Why do some still refuse to receive the Corona vaccine?
Beliefs that refuse to receive the vaccine are often linked to the cultural and social context, but there may be successful ways to persuade those who refuse to receive the vaccine, according to a study conducted in the United States.
Writer Gina Clark says in a report published in the “Foreign Policy” magazine (foreign policyThe American said that 8.5 billion doses of the Corona virus vaccine were distributed around the world, until the beginning of this December, which makes efforts to combat this epidemic the largest health operation taking place in history.
However, the results of this process appear to be mixed, as the poorest countries in the world are deprived of their share of vaccine doses, while rich countries face a different problem, which is the reluctance of citizens to receive the vaccination, especially in specific places where feelings and skeptical theories abound in this matter.
The writer points to an example of this, which is the state of Saxony in eastern Germany, where the rate of vaccinated people was only 56%, and the percentage of people infected with infection in the state exceeded twice the general percentage in the country.
Skeptics focus on the feasibility or safety of vaccines, on the issue of accelerating research and limiting the experiments that have been conducted, but this type of situation is not new in the world, and sentiments rejecting the vaccine have existed for decades.
Although reluctance to receive vaccination may seem at first glance to be a rare behavior and confined to certain groups, especially since research confirms that only 8% of Americans present themselves as being against vaccinations, but in fact this issue is more widespread in the field of public health, And it will remain so for a long time.
Since about a year before the emergence of the Corona virus, the World Health Organization considered hesitation about vaccines as one of the 10 most dangerous phenomena for public health, and therefore it will not be possible to eradicate the phenomenon without understanding the complex psychological and cultural factors that push people to adopt these attitudes.
Psychologically, our feelings about vaccinations are anti-logical, as human behavior has always been motivated by rewards, especially tangible and immediate ones, which give a strong emotional response.
In addition, the reputation of vaccines suffers due to a psychological phenomenon known as omission bias, as people see the harm caused by something, such as the side effects of the vaccine, and consider it more serious than the harm caused by refraining from vaccination, which is the harm of disease.
And perhaps the worst factor is that vaccines may become a victim of their success, as the high percentage of those vaccinated leads to the disappearance of the disease, and then generations arise without exposure to this disease that disappeared thanks to vaccination, similar to measles, for example, and therefore they do not feel any fear Consequences of abstaining from the drug.
When misinformation about the risks of vaccination meets with ignorance of the harms of the disease, the percentage of those who accept the vaccine is low, until another wave of that disease erupts.
Experience indicates that for individuals who are active in anti-vaccination campaigns, trying to convince them of the error of their beliefs only leads to more adherence to more extreme positions.
The writer points out that in the United States, too, anti-vaccination sentiments are often associated with conspiracy theories and political circles associated with the Republican Party, ideas that attract good numbers of people for several reasons, including that they make them feel smart and have exposed the lies of society.

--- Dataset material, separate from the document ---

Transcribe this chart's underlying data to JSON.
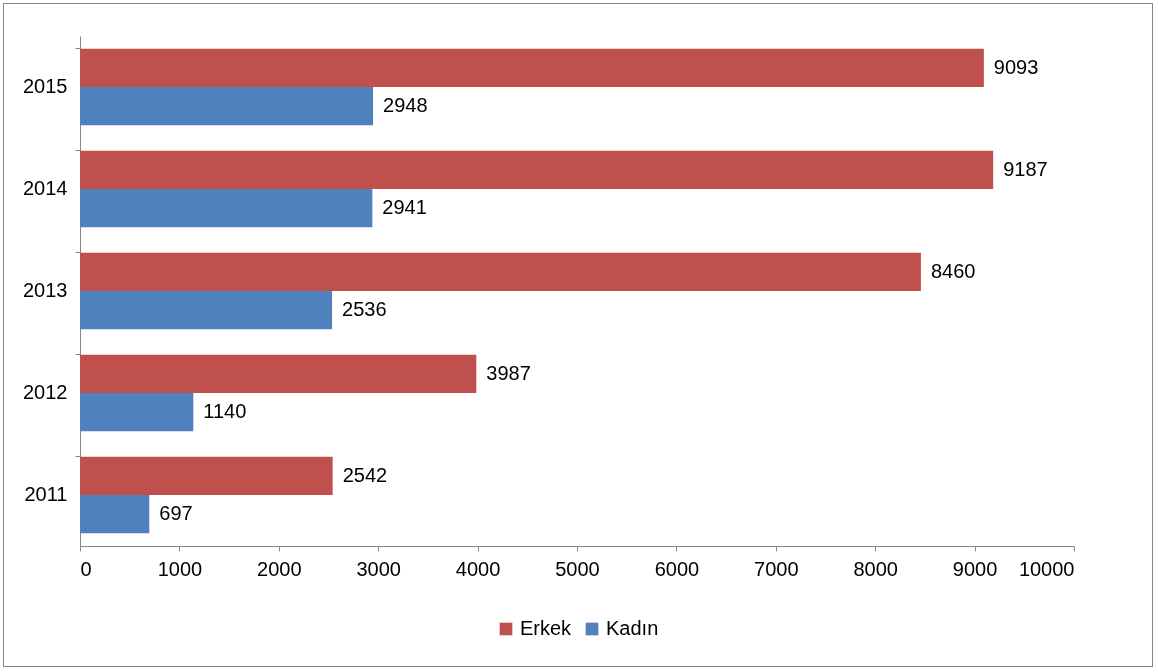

Among the influential figures participating in this current is the former US President Donald Trump, who encouraged people to get the vaccine while in office, but before and after his presidency, he was expressing his doubts about this vaccine, and contributed to promoting these theories in conservative circles in the United States.
The writer indicates that a team of researchers in the United States had previously carried out experiments on people’s attitudes to the measles vaccine, and recently conducted another research on the Corona virus vaccine.
And last spring, the impact of various encouraging messages on vaccination against the Corona virus was studied, and a questionnaire was conducted that included a sample of 1,748 people from the southeastern states of America, representing various groups.
The researchers offered these participants each time one of 6 communication strategies that are used to persuade to receive the vaccine, including focusing on that it represents the only way to return to normal life in the United States, or focusing on the procedures approved by the US Food and Drug Administration and tests before approval is granted, Then these participants were presented with questions about their position on the vaccine.
This experience showed that two methods succeeded in increasing the number of people who indicated their willingness to go to receive the vaccination, and the first successful communication method focused on addressing the omission bias, by indicating the risks associated with not receiving the vaccine, which far outweigh the risks of the vaccine itself.
As for the second method that succeeded, it was out of the ordinary, and was represented in making the vaccine seem like a heroic patriotic act, and a contribution to supporting the country in facing the challenges imposed by the epidemic.
However, the author cautions that these methods that have worked in the United States may not work elsewhere, since the problem of omission bias may be global, but the factors differ from country to country.
In conclusion, the writer calls for adopting these approaches in order to raise awareness of the importance of receiving vaccination against the Corona virus, while coordinating the efforts of various social scientists in the world in order to identify the deep roots of this reluctance and rejection, with which the vaccine meets significant groups of people.